Dana’s breath caught in her chest for a second. She hadn’t told anyone yet. It seemed too fragile, still, to expose to public scrutiny. “And?”
“I believe that her exact words were, ‘That’s what I’m talking about!’ Something along those lines. I always sound ridiculous when I use their lingo. Which has been confirmed by them, of course.”
He asked about the funeral arrangements for Dermott. Dana had stopped by with a suit jacket for the oldest boy, remembering how the sleeves were too short on the one he owned. She had learned that there would be no wake or funeral. Dermott had requested that his ashes be spread over Nipmuc Pond, and since it was currently frozen, Mary Ellen had decided to do a memorial service in the spring.
They talked a while longer, and Tony gave her pointers for her job interview the following day. Finally he said, “Good night, sweetheart.”
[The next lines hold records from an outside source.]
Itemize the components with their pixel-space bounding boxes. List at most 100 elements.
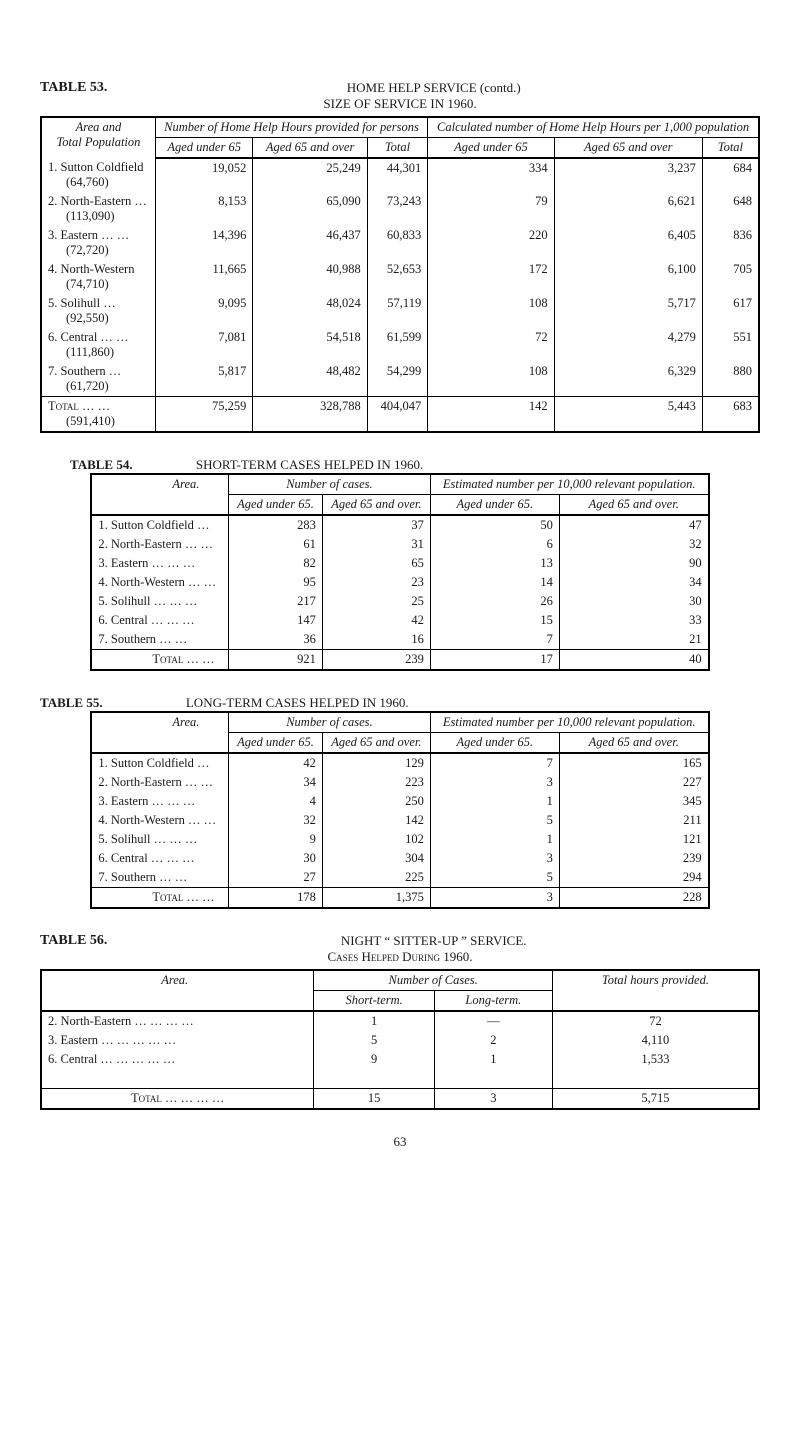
data-cell: 32	[229, 811, 323, 830]
t55-group2: Estimated number per 10,000 relevant pop…	[430, 712, 708, 733]
table56-super-title: NIGHT “ SITTER-UP ” SERVICE.	[341, 933, 527, 948]
area-cell: 5. Solihull …(92,550)	[41, 294, 155, 328]
t56-sub-long: Long-term.	[434, 991, 552, 1012]
data-cell: 6,329	[554, 362, 702, 397]
data-cell: 8,153	[155, 192, 253, 226]
table-row: 3. Eastern … …(72,720)14,39646,43760,833…	[41, 226, 759, 260]
table53-header: TABLE 53. HOME HELP SERVICE (contd.) SIZ…	[40, 80, 760, 112]
data-cell: 108	[428, 294, 554, 328]
data-cell: 30	[229, 849, 323, 868]
data-cell: 705	[702, 260, 759, 294]
t53-sub-total2: Total	[702, 138, 759, 159]
data-cell: 16	[322, 630, 430, 650]
data-cell: 1	[430, 830, 559, 849]
t53-total-c1: 75,259	[155, 397, 253, 433]
area-cell: 1. Sutton Coldfield(64,760)	[41, 158, 155, 192]
t53-group2: Calculated number of Home Help Hours per…	[428, 117, 759, 138]
data-cell: 1	[314, 1011, 434, 1031]
data-cell: 5,717	[554, 294, 702, 328]
data-cell: 121	[559, 830, 708, 849]
table-row: 6. Central … … …147421533	[91, 611, 708, 630]
table-row: 5. Solihull …(92,550)9,09548,02457,11910…	[41, 294, 759, 328]
table-row: 4. North-Western(74,710)11,66540,98852,6…	[41, 260, 759, 294]
data-cell: 225	[322, 868, 430, 888]
data-cell: 334	[428, 158, 554, 192]
table-row: 5. Solihull … … …91021121	[91, 830, 708, 849]
data-cell: 1	[430, 792, 559, 811]
area-cell: 5. Solihull … … …	[91, 830, 228, 849]
data-cell: 42	[322, 611, 430, 630]
t53-total-c2: 328,788	[253, 397, 367, 433]
area-cell: 3. Eastern … …(72,720)	[41, 226, 155, 260]
table56-header: TABLE 56. NIGHT “ SITTER-UP ” SERVICE. C…	[40, 933, 760, 965]
data-cell: 4,110	[552, 1031, 759, 1050]
t55-total-c4: 228	[559, 888, 708, 909]
area-cell: 2. North-Eastern …(113,090)	[41, 192, 155, 226]
area-cell: 2. North-Eastern … …	[91, 773, 228, 792]
t55-sub-under2: Aged under 65.	[430, 733, 559, 754]
t53-total-c4: 142	[428, 397, 554, 433]
data-cell: 27	[229, 868, 323, 888]
t54-sub-over1: Aged 65 and over.	[322, 495, 430, 516]
data-cell: 26	[430, 592, 559, 611]
table54-header: TABLE 54. SHORT-TERM CASES HELPED IN 196…	[40, 457, 760, 473]
data-cell: 684	[702, 158, 759, 192]
data-cell: 44,301	[367, 158, 427, 192]
t55-sub-over1: Aged 65 and over.	[322, 733, 430, 754]
area-cell: 7. Southern … …	[91, 868, 228, 888]
table56-title: Cases Helped During 1960.	[328, 949, 473, 964]
area-cell: 2. North-Eastern … …	[91, 535, 228, 554]
data-cell: 551	[702, 328, 759, 362]
t53-group1: Number of Home Help Hours provided for p…	[155, 117, 427, 138]
data-cell: 36	[229, 630, 323, 650]
data-cell: 5	[430, 868, 559, 888]
t54-total-c4: 40	[559, 650, 708, 671]
t56-total-hours-head: Total hours provided.	[552, 970, 759, 1011]
data-cell: 6,100	[554, 260, 702, 294]
data-cell: 3,237	[554, 158, 702, 192]
table-row: 6. Central … … …303043239	[91, 849, 708, 868]
data-cell: 227	[559, 773, 708, 792]
data-cell: 48,024	[253, 294, 367, 328]
t53-sub-total1: Total	[367, 138, 427, 159]
table-row: 2. North-Eastern … …6131632	[91, 535, 708, 554]
t53-area-head: Area andTotal Population	[41, 117, 155, 158]
t53-total-c3: 404,047	[367, 397, 427, 433]
data-cell: 14	[430, 573, 559, 592]
t56-total-c1: 15	[314, 1089, 434, 1110]
area-cell: 2. North-Eastern … … … …	[41, 1011, 314, 1031]
data-cell: 11,665	[155, 260, 253, 294]
table-row: 6. Central … … … … …911,533	[41, 1050, 759, 1069]
data-cell: 7	[430, 753, 559, 773]
table53-title: SIZE OF SERVICE IN 1960.	[323, 96, 476, 111]
table-row: 1. Sutton Coldfield …283375047	[91, 515, 708, 535]
data-cell: 15	[430, 611, 559, 630]
data-cell: —	[434, 1011, 552, 1031]
area-cell: 3. Eastern … … …	[91, 792, 228, 811]
data-cell: 34	[229, 773, 323, 792]
t54-sub-over2: Aged 65 and over.	[559, 495, 708, 516]
data-cell: 648	[702, 192, 759, 226]
data-cell: 9,095	[155, 294, 253, 328]
area-cell: 6. Central … … … … …	[41, 1050, 314, 1069]
table-row: 3. Eastern … … …42501345	[91, 792, 708, 811]
area-cell: 4. North-Western … …	[91, 573, 228, 592]
t55-total-c2: 1,375	[322, 888, 430, 909]
t54-sub-under2: Aged under 65.	[430, 495, 559, 516]
table-row: 7. Southern … …3616721	[91, 630, 708, 650]
data-cell: 31	[322, 535, 430, 554]
table-row: 1. Sutton Coldfield …421297165	[91, 753, 708, 773]
data-cell: 25,249	[253, 158, 367, 192]
data-cell: 40,988	[253, 260, 367, 294]
data-cell: 239	[559, 849, 708, 868]
t56-area-head: Area.	[41, 970, 314, 1011]
t55-group1: Number of cases.	[229, 712, 431, 733]
data-cell: 1	[434, 1050, 552, 1069]
t54-total-c3: 17	[430, 650, 559, 671]
t54-group2: Estimated number per 10,000 relevant pop…	[430, 474, 708, 495]
data-cell: 5,817	[155, 362, 253, 397]
t56-total-c2: 3	[434, 1089, 552, 1110]
table54-title: SHORT-TERM CASES HELPED IN 1960.	[136, 457, 423, 472]
table53: Area andTotal Population Number of Home …	[40, 116, 760, 433]
table-row: 2. North-Eastern …(113,090)8,15365,09073…	[41, 192, 759, 226]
Dana grinned. “You’re calling me sweetheart?”
“Your heart is very sweet,” he said. “I couldn’t help but mention it.”
Dana changed her clothes twice before the job interview. The first outfit was too boring, and she didn’t want to look like some sad sack who’d be so grateful for the job that she’d agree to low pay or put up with disrespect. The second outfit was too synthetic—a polyester print blouse and tan rayon slacks. It’s a renewable-energy company, she chided herself. You need to look green!